Rikki and I didn’t talk for two years. She’s stubborn, and in this case she was right to be.  Two years later our friend Ed got engaged and I knew she would be at the wedding.  I was two years older, and I knew better… I knew I had to apologize for that 26-year-old version of me that was an insensitive jerk.  I sent Rikki the below e-mail on July 15th, 2011…

“OK, I was going to send flowers. Life, It gets in the way. You'll be at Eds tonight and I don't want it to be awkward. I wanted to say sorry. Two years ago, I wasn't equipped to deal with the anger, so I didn’t. Emotionally insensitive boy, I know.  You know at one time it was always you and I…I miss that. And maybe I burned that bridge, but I wanted you to know I never stopped loving you. I think about you often.  I remember when you left for Vegas…Crushed. Cause you got me, and I got you.
Here we are two years later… silence. I just didn’t want you to hate me tonight, cause I am sorry that things went the way they did…my fault.  Just a kid trying to not deal with the disappoint I inflicted.

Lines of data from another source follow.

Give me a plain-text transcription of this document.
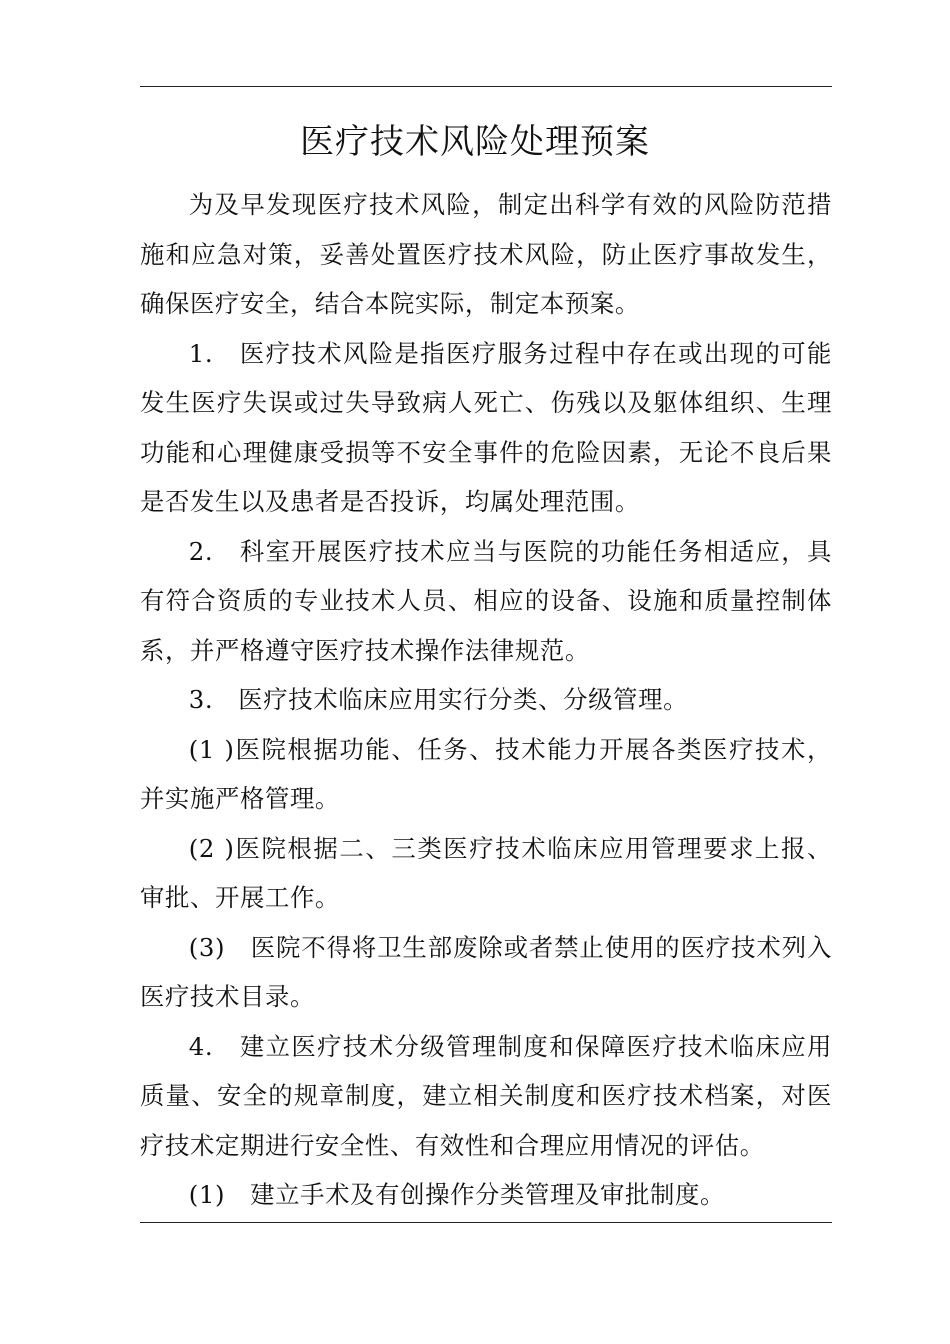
医疗技术风险处理预案

为及早发现医疗技术风险，制定出科学有效的风险防范措施和应急对策，妥善处置医疗技术风险，防止医疗事故发生，确保医疗安全，结合本院实际，制定本预案。

1.　医疗技术风险是指医疗服务过程中存在或出现的可能发生医疗失误或过失导致病人死亡、伤残以及躯体组织、生理功能和心理健康受损等不安全事件的危险因素，无论不良后果是否发生以及患者是否投诉，均属处理范围。

2.　科室开展医疗技术应当与医院的功能任务相适应，具有符合资质的专业技术人员、相应的设备、设施和质量控制体系，并严格遵守医疗技术操作法律规范。

3.　医疗技术临床应用实行分类、分级管理。

(1 )医院根据功能、任务、技术能力开展各类医疗技术，并实施严格管理。

(2 )医院根据二、三类医疗技术临床应用管理要求上报、审批、开展工作。

(3)　医院不得将卫生部废除或者禁止使用的医疗技术列入医疗技术目录。

4.　建立医疗技术分级管理制度和保障医疗技术临床应用质量、安全的规章制度，建立相关制度和医疗技术档案，对医疗技术定期进行安全性、有效性和合理应用情况的评估。

(1)　建立手术及有创操作分类管理及审批制度。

Love you.  I hope we some how find a way to grow past” 

Rikki did forgive me, and that wedding was a lot of fun. I still try to see Rikki as often as possible.  Adult life is busy.  The point of this story is that Rikki forgave me.  If I had I reached out right after she would have forgiven me than.  We wouldn’t have wasted two years not talking.  I regret not apologizing earlier.  She’s one of my oldest friends –she knows my story.  I see her and she doesn’t see me.  She see’s over ten years of me –she has seen me grow from that awkward kid sitting in a closet to who I am today.  I can still be awkward some times, but no closets involved.  We have a story.

 Friendships take work, and I believe a big part of that is forgiveness.  We’re going to screw up along the way, and we’re going to make mistakes, but, in the same way we have to learn to forgive ourselves, we have to forgive others as well. I can’t even begin to tell you the amount of stupid shit I have done that my friends have forgiven me for.  All I know, is that years down the road, I want to know that those people are still there.  The people that can see the whole picture.  We’ll all continue to grow, and we’ll meet new people along the way… but history books are important for a reason.  They’ll be the ones that remind us not to repeat the same mistakes.  They’ll remind us of who we used to be.  Most importantly, they’ll remind me us of the stories that no one else will understand, and that’s a secret language worth holding on to.